= Yiannis Kyrou =

Yiannis Kyrou (1942–1991) was a Greek scenic and costume designer, known for his significant contributions to theater and television in Greece.

== Biography ==
Born in Thessaloniki, Kyrou pursued his education in scenic design at the Athens School of Fine Arts and continued his studies in Germany. Kyrou's career in stage design commenced in 1967 with his involvement in the Hellenic Choreodrama group of Rallou Manou. He gained recognition for his work in Pithoprakta by Iannis Xenakis and Apology of Clytemnestra by Theodore Antoniou, which were acclaimed both in Greece and internationally. These productions were notably presented at the Shiraz Arts Festival in Iran. He also worked as a scenographer and costume designer for major Greek organizations (National Theatre of Greece and National Theatre of Northern Greece).

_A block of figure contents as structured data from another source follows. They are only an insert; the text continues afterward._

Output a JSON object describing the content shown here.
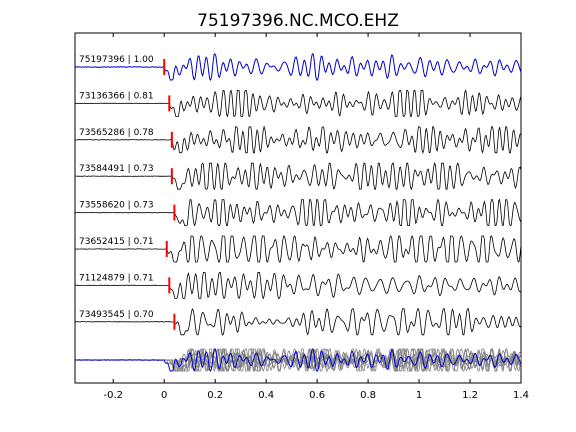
{
  "chart_data": {
    "type": "line",
    "title": "75197396.NC.MCO.EHZ",
    "xlabel": "",
    "ylabel": "",
    "xlim": [
      -0.35,
      1.4
    ],
    "xticks": [
      -0.2,
      0,
      0.2,
      0.4,
      0.6,
      0.8,
      1,
      1.2,
      1.4
    ],
    "xtick_labels": [
      "-0.2",
      "0",
      "0.2",
      "0.4",
      "0.6",
      "0.8",
      "1",
      "1.2",
      "1.4"
    ],
    "grid": false,
    "colors": {
      "reference": "#0000cc",
      "trace": "#000000",
      "overlay": "#808080",
      "pick": "#ff0000"
    },
    "traces": [
      {
        "label": "75197396 | 1.00",
        "pick_time": 0.0,
        "reference": true
      },
      {
        "label": "73136366 | 0.81",
        "pick_time": 0.02
      },
      {
        "label": "73565286 | 0.78",
        "pick_time": 0.03
      },
      {
        "label": "73584491 | 0.73",
        "pick_time": 0.03
      },
      {
        "label": "73558620 | 0.73",
        "pick_time": 0.04
      },
      {
        "label": "73652415 | 0.71",
        "pick_time": 0.01
      },
      {
        "label": "71124879 | 0.71",
        "pick_time": 0.02
      },
      {
        "label": "73493545 | 0.70",
        "pick_time": 0.04
      }
    ]
  }
}
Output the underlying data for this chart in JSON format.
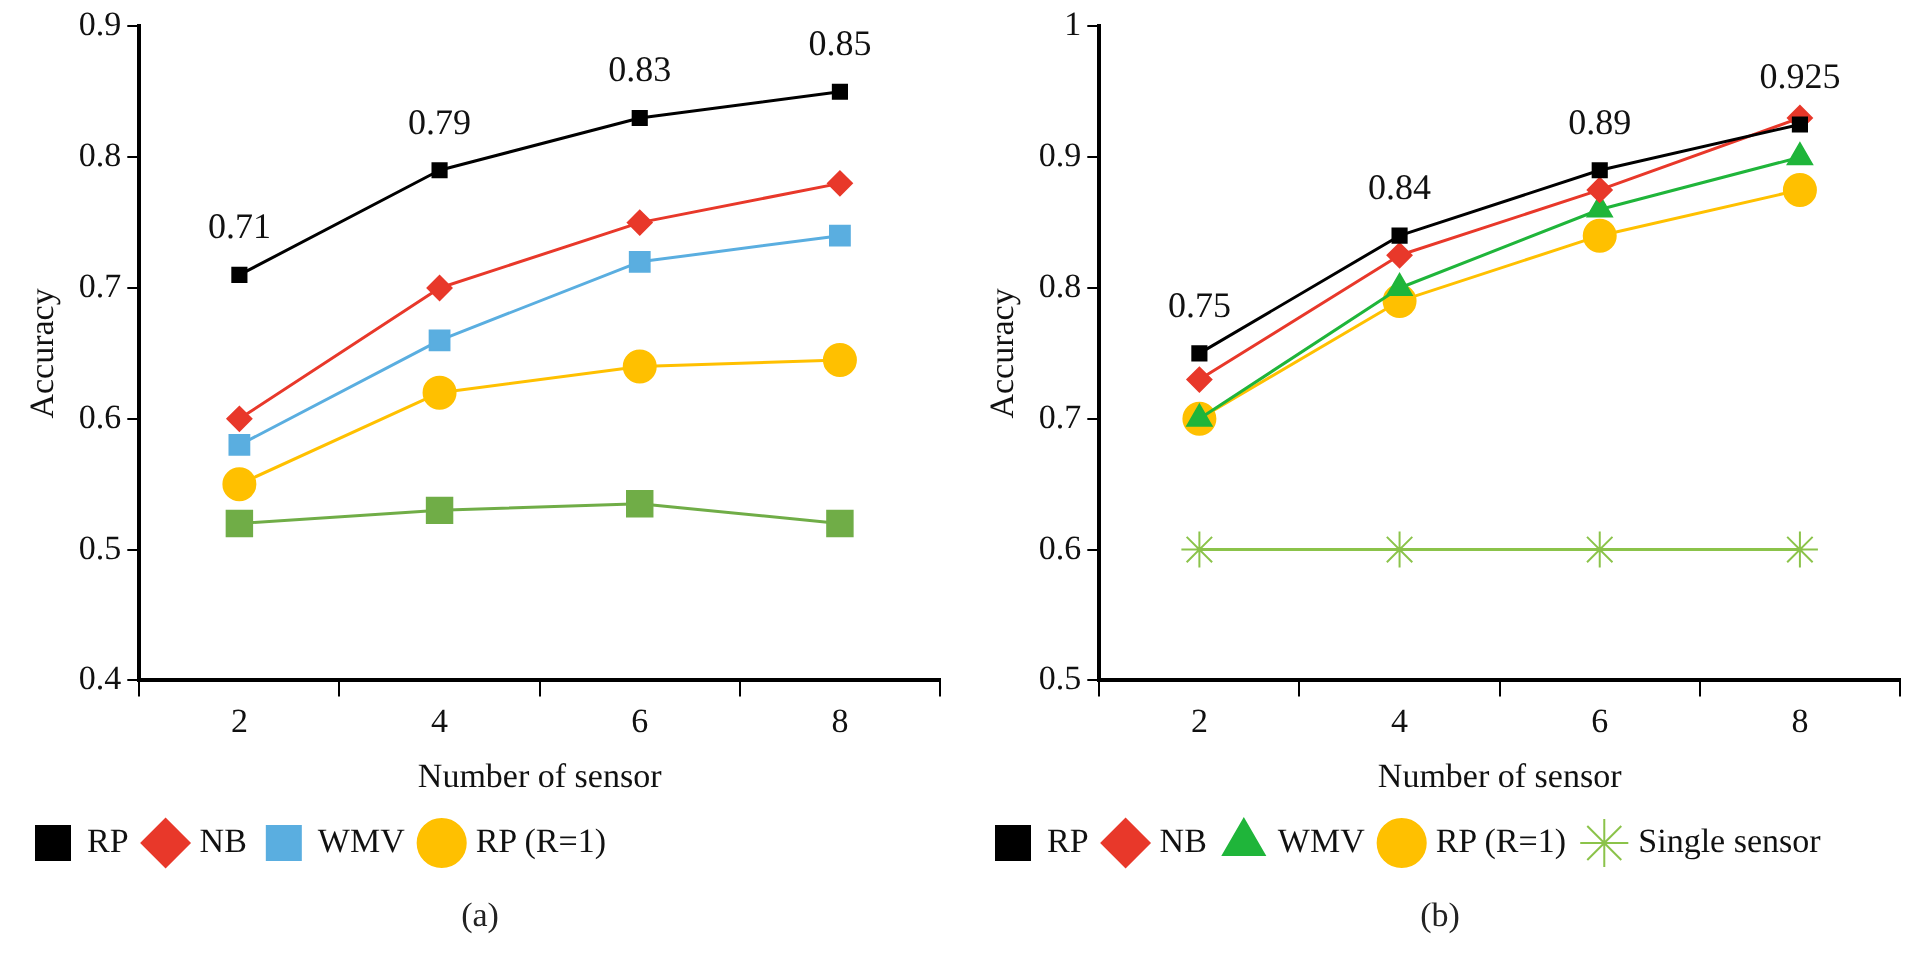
{
  "chart_data": [
    {
      "type": "line",
      "xlabel": "Number of sensor",
      "ylabel": "Accuracy",
      "categories": [
        "2",
        "4",
        "6",
        "8"
      ],
      "ylim": [
        0.4,
        0.9
      ],
      "yticks": [
        0.4,
        0.5,
        0.6,
        0.7,
        0.8,
        0.9
      ],
      "grid": false,
      "legend": "bottom",
      "annotations": [
        "(a)"
      ],
      "series": [
        {
          "name": "RP",
          "color": "#000000",
          "marker": "square",
          "values": [
            0.71,
            0.79,
            0.83,
            0.85
          ],
          "value_labels": [
            "0.71",
            "0.79",
            "0.83",
            "0.85"
          ]
        },
        {
          "name": "NB",
          "color": "#e8382a",
          "marker": "diamond",
          "values": [
            0.6,
            0.7,
            0.75,
            0.78
          ]
        },
        {
          "name": "WMV",
          "color": "#5aaee0",
          "marker": "square",
          "values": [
            0.58,
            0.66,
            0.72,
            0.74
          ]
        },
        {
          "name": "RP (R=1)",
          "color": "#ffc000",
          "marker": "circle",
          "values": [
            0.55,
            0.62,
            0.64,
            0.645
          ]
        },
        {
          "color": "#70ad47",
          "marker": "square",
          "values": [
            0.52,
            0.53,
            0.535,
            0.52
          ]
        }
      ]
    },
    {
      "type": "line",
      "xlabel": "Number of sensor",
      "ylabel": "Accuracy",
      "categories": [
        "2",
        "4",
        "6",
        "8"
      ],
      "ylim": [
        0.5,
        1
      ],
      "yticks": [
        0.5,
        0.6,
        0.7,
        0.8,
        0.9,
        1
      ],
      "grid": false,
      "legend": "bottom",
      "annotations": [
        "(b)"
      ],
      "series": [
        {
          "name": "RP",
          "color": "#000000",
          "marker": "square",
          "values": [
            0.75,
            0.84,
            0.89,
            0.925
          ],
          "value_labels": [
            "0.75",
            "0.84",
            "0.89",
            "0.925"
          ]
        },
        {
          "name": "NB",
          "color": "#e8382a",
          "marker": "diamond",
          "values": [
            0.73,
            0.825,
            0.875,
            0.93
          ]
        },
        {
          "name": "WMV",
          "color": "#1fb53a",
          "marker": "triangle",
          "values": [
            0.7,
            0.8,
            0.86,
            0.9
          ]
        },
        {
          "name": "RP (R=1)",
          "color": "#ffc000",
          "marker": "circle",
          "values": [
            0.7,
            0.79,
            0.84,
            0.875
          ]
        },
        {
          "name": "Single sensor",
          "color": "#8bc34a",
          "marker": "cross",
          "values": [
            0.6,
            0.6,
            0.6,
            0.6
          ]
        }
      ]
    }
  ]
}
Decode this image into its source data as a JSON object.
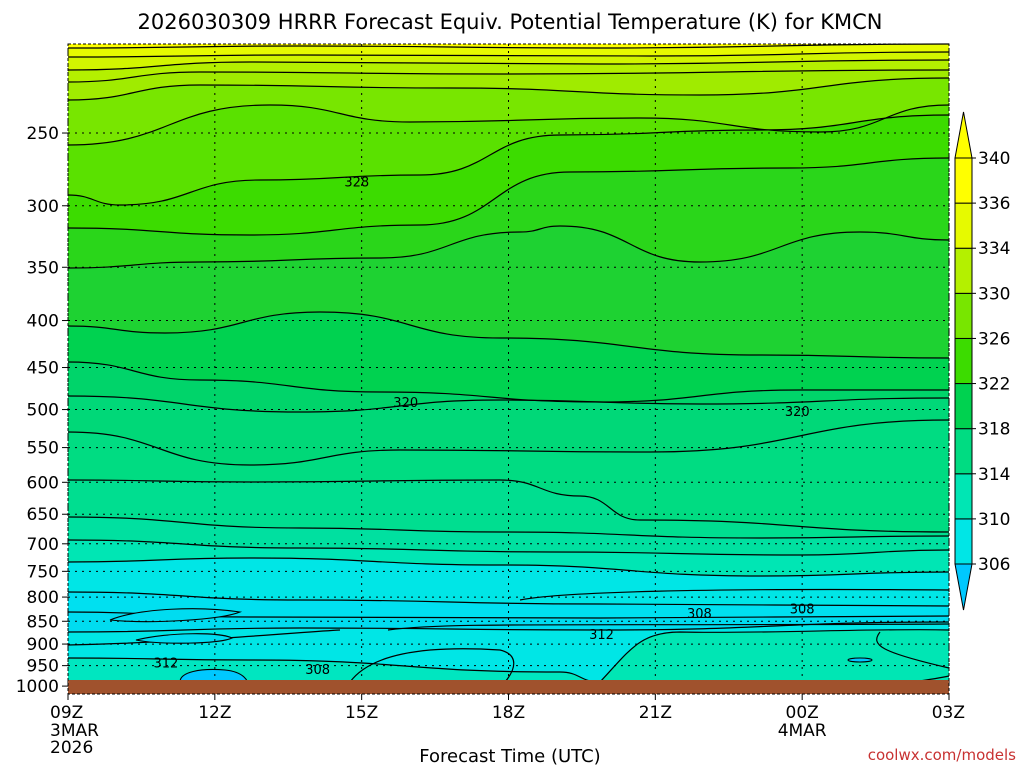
{
  "chart_data": {
    "type": "contour",
    "title": "2026030309 HRRR Forecast Equiv. Potential Temperature (K) for KMCN",
    "xlabel": "Forecast Time (UTC)",
    "ylabel": "",
    "x_ticks": [
      {
        "label": "09Z",
        "sub": [
          "3MAR",
          "2026"
        ],
        "hour": 0
      },
      {
        "label": "12Z",
        "sub": [],
        "hour": 3
      },
      {
        "label": "15Z",
        "sub": [],
        "hour": 6
      },
      {
        "label": "18Z",
        "sub": [],
        "hour": 9
      },
      {
        "label": "21Z",
        "sub": [],
        "hour": 12
      },
      {
        "label": "00Z",
        "sub": [
          "4MAR"
        ],
        "hour": 15
      },
      {
        "label": "03Z",
        "sub": [],
        "hour": 18
      }
    ],
    "xlim": [
      0,
      18
    ],
    "y_ticks": [
      250,
      300,
      350,
      400,
      450,
      500,
      550,
      600,
      650,
      700,
      750,
      800,
      850,
      900,
      950,
      1000
    ],
    "ylim": [
      1020,
      200
    ],
    "y_scale": "log",
    "colorbar": {
      "levels": [
        306,
        310,
        314,
        318,
        322,
        326,
        330,
        334,
        336,
        340
      ],
      "colors": [
        "#00c8ff",
        "#00e6e6",
        "#00e6b4",
        "#00dc82",
        "#00d250",
        "#3cdc00",
        "#78e600",
        "#b4f000",
        "#e6fa00",
        "#ffff00"
      ],
      "extend": "both"
    },
    "contour_labels": [
      {
        "value": "328",
        "hour": 5.9,
        "p": 283
      },
      {
        "value": "320",
        "hour": 6.9,
        "p": 492
      },
      {
        "value": "320",
        "hour": 14.9,
        "p": 503
      },
      {
        "value": "308",
        "hour": 12.9,
        "p": 835
      },
      {
        "value": "308",
        "hour": 15.0,
        "p": 825
      },
      {
        "value": "312",
        "hour": 10.9,
        "p": 880
      },
      {
        "value": "312",
        "hour": 2.0,
        "p": 945
      },
      {
        "value": "308",
        "hour": 5.1,
        "p": 960
      }
    ],
    "ground_color": "#a0522d",
    "grid": true
  },
  "watermark": "coolwx.com/models"
}
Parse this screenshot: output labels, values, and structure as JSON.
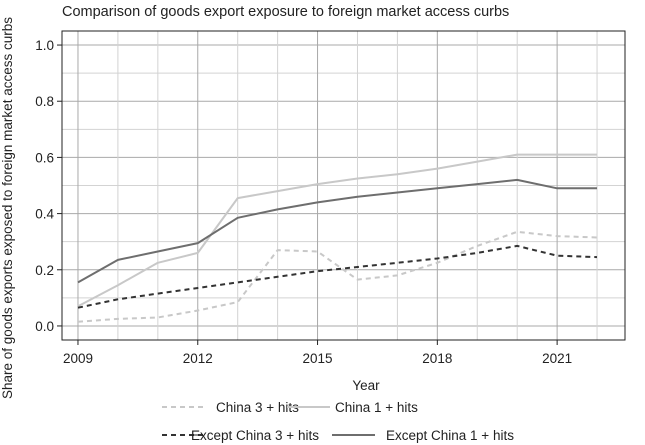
{
  "chart_data": {
    "type": "line",
    "title": "Comparison of goods export exposure to foreign market access curbs",
    "xlabel": "Year",
    "ylabel": "Share of goods exports exposed to foreign market access curbs",
    "xlim": [
      2008.6,
      2022.7
    ],
    "ylim": [
      -0.05,
      1.05
    ],
    "xticks": [
      2009,
      2012,
      2015,
      2018,
      2021
    ],
    "yticks": [
      0.0,
      0.2,
      0.4,
      0.6,
      0.8,
      1.0
    ],
    "xtick_labels": [
      "2009",
      "2012",
      "2015",
      "2018",
      "2021"
    ],
    "ytick_labels": [
      "0.0",
      "0.2",
      "0.4",
      "0.6",
      "0.8",
      "1.0"
    ],
    "grid": true,
    "legend_position": "bottom",
    "x": [
      2009,
      2010,
      2011,
      2012,
      2013,
      2014,
      2015,
      2016,
      2017,
      2018,
      2019,
      2020,
      2021,
      2022
    ],
    "series": [
      {
        "name": "China 3 + hits",
        "color": "#c8c8c8",
        "dash": "dashed",
        "values": [
          0.015,
          0.025,
          0.03,
          0.055,
          0.085,
          0.27,
          0.265,
          0.165,
          0.18,
          0.225,
          0.285,
          0.335,
          0.32,
          0.315
        ]
      },
      {
        "name": "China 1 + hits",
        "color": "#c8c8c8",
        "dash": "solid",
        "values": [
          0.07,
          0.145,
          0.225,
          0.26,
          0.455,
          0.48,
          0.505,
          0.525,
          0.54,
          0.56,
          0.585,
          0.61,
          0.61,
          0.61
        ]
      },
      {
        "name": "Except China 3 + hits",
        "color": "#333333",
        "dash": "dashed",
        "values": [
          0.065,
          0.095,
          0.115,
          0.135,
          0.155,
          0.175,
          0.195,
          0.21,
          0.225,
          0.24,
          0.26,
          0.285,
          0.25,
          0.245
        ]
      },
      {
        "name": "Except China 1 + hits",
        "color": "#6e6e6e",
        "dash": "solid",
        "values": [
          0.155,
          0.235,
          0.265,
          0.295,
          0.385,
          0.415,
          0.44,
          0.46,
          0.475,
          0.49,
          0.505,
          0.52,
          0.49,
          0.49
        ]
      }
    ]
  }
}
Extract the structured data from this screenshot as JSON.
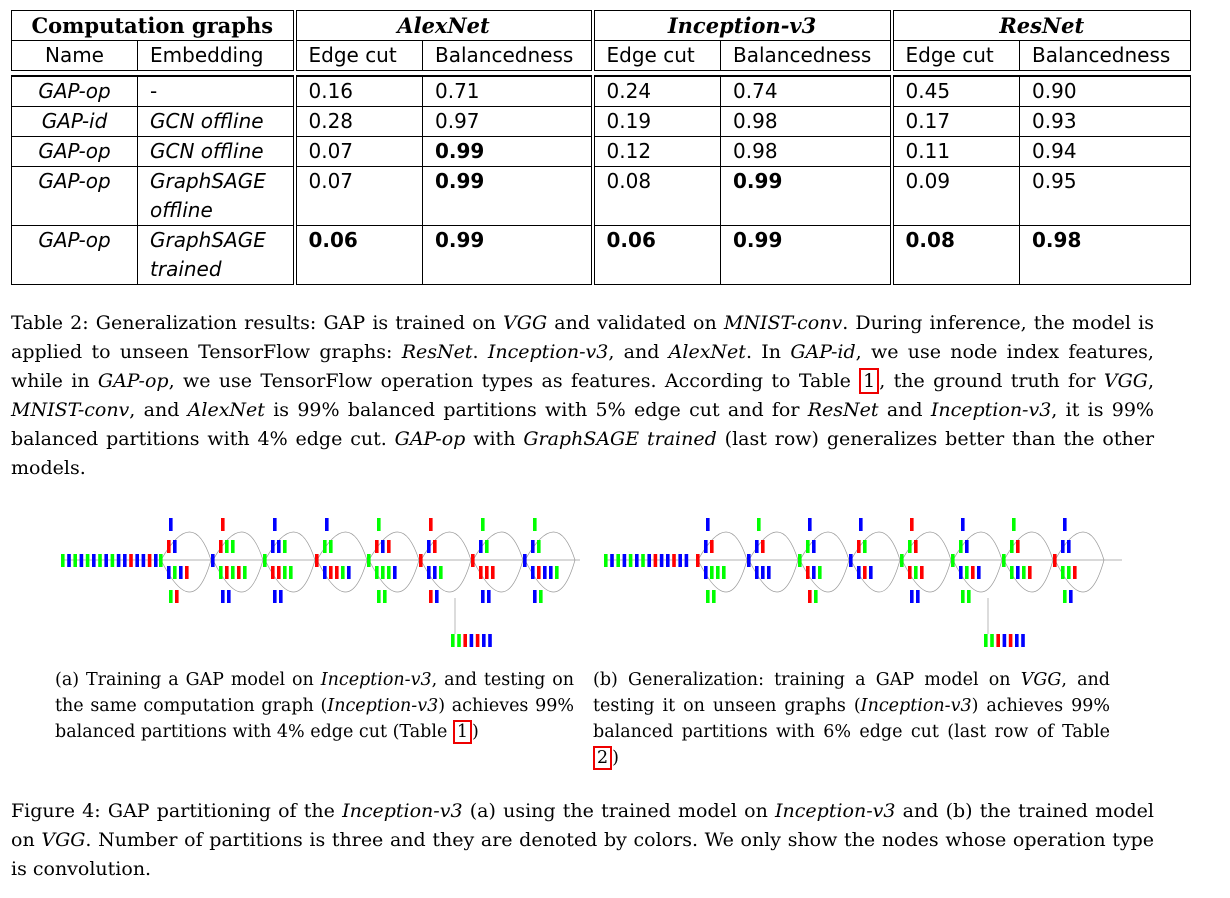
{
  "table": {
    "group_headers": [
      "Computation graphs",
      "AlexNet",
      "Inception-v3",
      "ResNet"
    ],
    "sub_headers": [
      "Name",
      "Embedding",
      "Edge cut",
      "Balancedness",
      "Edge cut",
      "Balancedness",
      "Edge cut",
      "Balancedness"
    ],
    "rows": [
      {
        "name": "GAP-op",
        "embedding_1": "-",
        "embedding_2": "",
        "values": [
          "0.16",
          "0.71",
          "0.24",
          "0.74",
          "0.45",
          "0.90"
        ],
        "bold": [
          false,
          false,
          false,
          false,
          false,
          false
        ]
      },
      {
        "name": "GAP-id",
        "embedding_1": "GCN offline",
        "embedding_2": "",
        "values": [
          "0.28",
          "0.97",
          "0.19",
          "0.98",
          "0.17",
          "0.93"
        ],
        "bold": [
          false,
          false,
          false,
          false,
          false,
          false
        ]
      },
      {
        "name": "GAP-op",
        "embedding_1": "GCN offline",
        "embedding_2": "",
        "values": [
          "0.07",
          "0.99",
          "0.12",
          "0.98",
          "0.11",
          "0.94"
        ],
        "bold": [
          false,
          true,
          false,
          false,
          false,
          false
        ]
      },
      {
        "name": "GAP-op",
        "embedding_1": "GraphSAGE",
        "embedding_2": "offline",
        "values": [
          "0.07",
          "0.99",
          "0.08",
          "0.99",
          "0.09",
          "0.95"
        ],
        "bold": [
          false,
          true,
          false,
          true,
          false,
          false
        ]
      },
      {
        "name": "GAP-op",
        "embedding_1": "GraphSAGE",
        "embedding_2": "trained",
        "values": [
          "0.06",
          "0.99",
          "0.06",
          "0.99",
          "0.08",
          "0.98"
        ],
        "bold": [
          true,
          true,
          true,
          true,
          true,
          true
        ]
      }
    ]
  },
  "table_caption": {
    "label": "Table 2:",
    "t1": " Generalization results: GAP is trained on ",
    "i1": "VGG",
    "t2": " and validated on ",
    "i2": "MNIST-conv",
    "t3": ". During inference, the model is applied to unseen TensorFlow graphs: ",
    "i3": "ResNet",
    "t4": ". ",
    "i4": "Inception-v3",
    "t5": ", and ",
    "i5": "AlexNet",
    "t6": ". In ",
    "i6": "GAP-id",
    "t7": ", we use node index features, while in ",
    "i7": "GAP-op",
    "t8": ", we use TensorFlow operation types as features. According to Table ",
    "ref1": "1",
    "t9": ", the ground truth for ",
    "i8": "VGG",
    "t10": ", ",
    "i9": "MNIST-conv",
    "t11": ", and ",
    "i10": "AlexNet",
    "t12": " is 99% balanced partitions with 5% edge cut and for ",
    "i11": "ResNet",
    "t13": " and ",
    "i12": "Inception-v3",
    "t14": ", it is 99% balanced partitions with 4% edge cut. ",
    "i13": "GAP-op",
    "t15": " with ",
    "i14": "GraphSAGE trained",
    "t16": " (last row) generalizes better than the other models."
  },
  "subfig_a": {
    "t1": "(a) Training a GAP model on ",
    "i1": "Inception-v3",
    "t2": ", and testing on the same computation graph (",
    "i2": "Inception-v3",
    "t3": ") achieves 99% balanced partitions with 4% edge cut (Table ",
    "ref": "1",
    "t4": ")"
  },
  "subfig_b": {
    "t1": "(b) Generalization: training a GAP model on ",
    "i1": "VGG",
    "t2": ", and testing it on unseen graphs (",
    "i2": "Inception-v3",
    "t3": ") achieves 99% balanced partitions with 6% edge cut (last row of Table ",
    "ref": "2",
    "t4": ")"
  },
  "figure_caption": {
    "label": "Figure 4:",
    "t1": " GAP partitioning of the ",
    "i1": "Inception-v3",
    "t2": " (a) using the trained model on ",
    "i2": "Inception-v3",
    "t3": " and (b) the trained model on ",
    "i3": "VGG",
    "t4": ". Number of partitions is three and they are denoted by colors. We only show the nodes whose operation type is convolution."
  },
  "colors": {
    "red": "#ff0000",
    "green": "#00ff00",
    "blue": "#0000ff"
  }
}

In television, Kyrou had a prominent role from 1975 onwards. He was responsible for the sets and costumes of over a hundred theatrical works broadcast on television, including several TV series and shows. His film contributions included working as an assistant to Michael Cacoyannis on When the Fish Came Out (1966) and designing sets and costumes for Kostas Karayiannis's film Poniro thilyko... katergara gynaika! (1980), featuring Aliki Vouyouklaki.

In the 1980s, Kyrou moved to Chania, where he founded the Amateur Experimental Theater Arena. This initiative aimed to provide a platform for theatrical expression, focusing on quality and experimentation beyond professional boundaries. Yiannis Kyrou died in 1991.